Maskot/Getty Images/Maskot

Homeownership comes with an endless to-do list of home projects. Some are optional, some unexpected, and some are downright urgent. Deciding which projects to tackle yourself and which ones require professional help can be a tricky task.

Typically, you can summarize your decision with this basic equation:

Time + Money + Skills = Finished

It's simple addition that can escalate to a multiplication problem before you know it. Below, discover the factors that make a difference when it comes to your home project.

Small updates can pay off

Many home projects are worth the elbow grease. With instructional videos and reality TV shows for inspiration, accomplishing the task may be all the reward you need; saving money is a bonus. Invest in a few basic tools and trust yourself to manage common projects, such as painting or refinishing hardwood floors. A quick online search for instructions could have you replacing caulk, eliminating the squeak in doors, fixing torn window screens or unclogging a sink in no time.

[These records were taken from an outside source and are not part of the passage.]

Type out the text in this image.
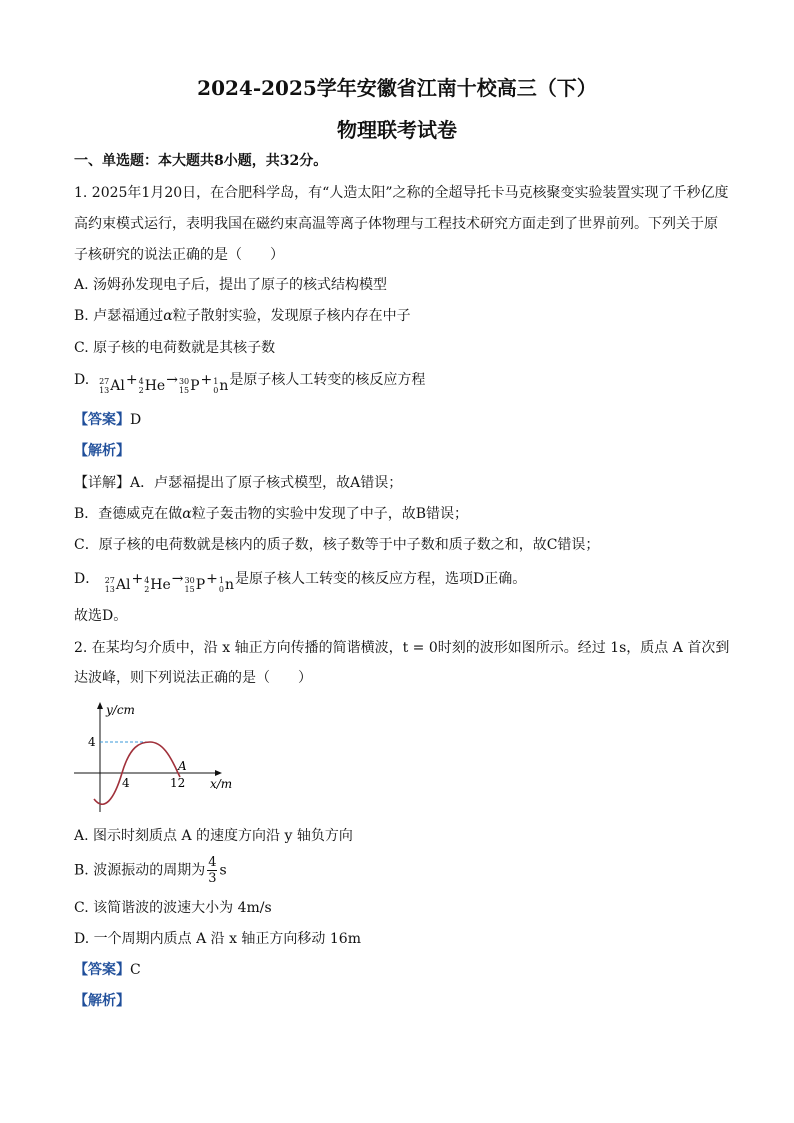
2024-2025学年安徽省江南十校高三（下）
物理联考试卷
一、单选题：本大题共8小题，共32分。
1. 2025年1月20日，在合肥科学岛，有“人造太阳”之称的全超导托卡马克核聚变实验装置实现了千秒亿度
高约束模式运行，表明我国在磁约束高温等离子体物理与工程技术研究方面走到了世界前列。下列关于原
子核研究的说法正确的是（　　）
A. 汤姆孙发现电子后，提出了原子的核式结构模型
B. 卢瑟福通过α粒子散射实验，发现原子核内存在中子
C. 原子核的电荷数就是其核子数
D. 27
13 Al + 4
2 He → 30
15 P + 1
0 n 是原子核人工转变的核反应方程
【答案】D
【解析】
【详解】A．卢瑟福提出了原子核式模型，故A错误；
B．查德威克在做α粒子轰击物的实验中发现了中子，故B错误；
C．原子核的电荷数就是核内的质子数，核子数等于中子数和质子数之和，故C错误；
D． 27
13 Al + 4
2 He → 30
15 P + 1
0 n 是原子核人工转变的核反应方程，选项D正确。
故选D。
2. 在某均匀介质中，沿 x 轴正方向传播的简谐横波，t = 0时刻的波形如图所示。经过 1s，质点 A 首次到
达波峰，则下列说法正确的是（　　）
y/cm
4
4	12
A
x/m
A. 图示时刻质点 A 的速度方向沿 y 轴负方向
B. 波源振动的周期为 $\frac{4}{3}$ s
C. 该简谐波的波速大小为 4m/s
D. 一个周期内质点 A 沿 x 轴正方向移动 16m
【答案】C
【解析】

Experts are there for a reason

  • Depending on your skills and available time, there are certain home projects that may have the best chance of success if you seek assistance.
  • Think twice before attempting plumbing jobs more complex than fixing a toilet lever. Projects that use "blow torch" or "welding" in a sentence may be best left to professionals.
  • Changing a light switch or installing a ceiling fan is one thing, but most electrical repairs include more than basic fixtures. Circuits are nothing to mess with unless you know what you are doing. Why risk resale value on a project that isn't up to code?
  • You may have skills suitable for roofing work, but risking injury may not be worth it. Take on a job you aren't ready for, and you may end up with a leaky roof or expensive water damage.
  • Installing or repairing windows and siding yourself can save labor costs, but proper installation is vital.

Saving money adds up fast

As you consider the costs of doing it yourself or paying someone else, keep these tips in mind:

  • Tally all the costs, including tools and equipment, training, and child care.
  • Prioritize the project against your other financial goals. If building a deck yourself saves labor costs, and you can use that money to pay down debt or for retirement savings, it could very well be worth your time.
  • Pull a permit, if necessary. Depending on the complexity of a remodeling project, you may have to apply for a building permit. A hired contractor will take care of this on your behalf, but there is a cost.
  • Know yourself. Prevent personal frustration and potential disagreements with your spouse or partner by establishing household guidelines for which home projects are always hired out.
  • Find online tools to help calculate supplies such as paint, tiles, concrete, wallpaper, you name it. You can also calculate how much your time is worth, which will help you solve the equation at the top of this article.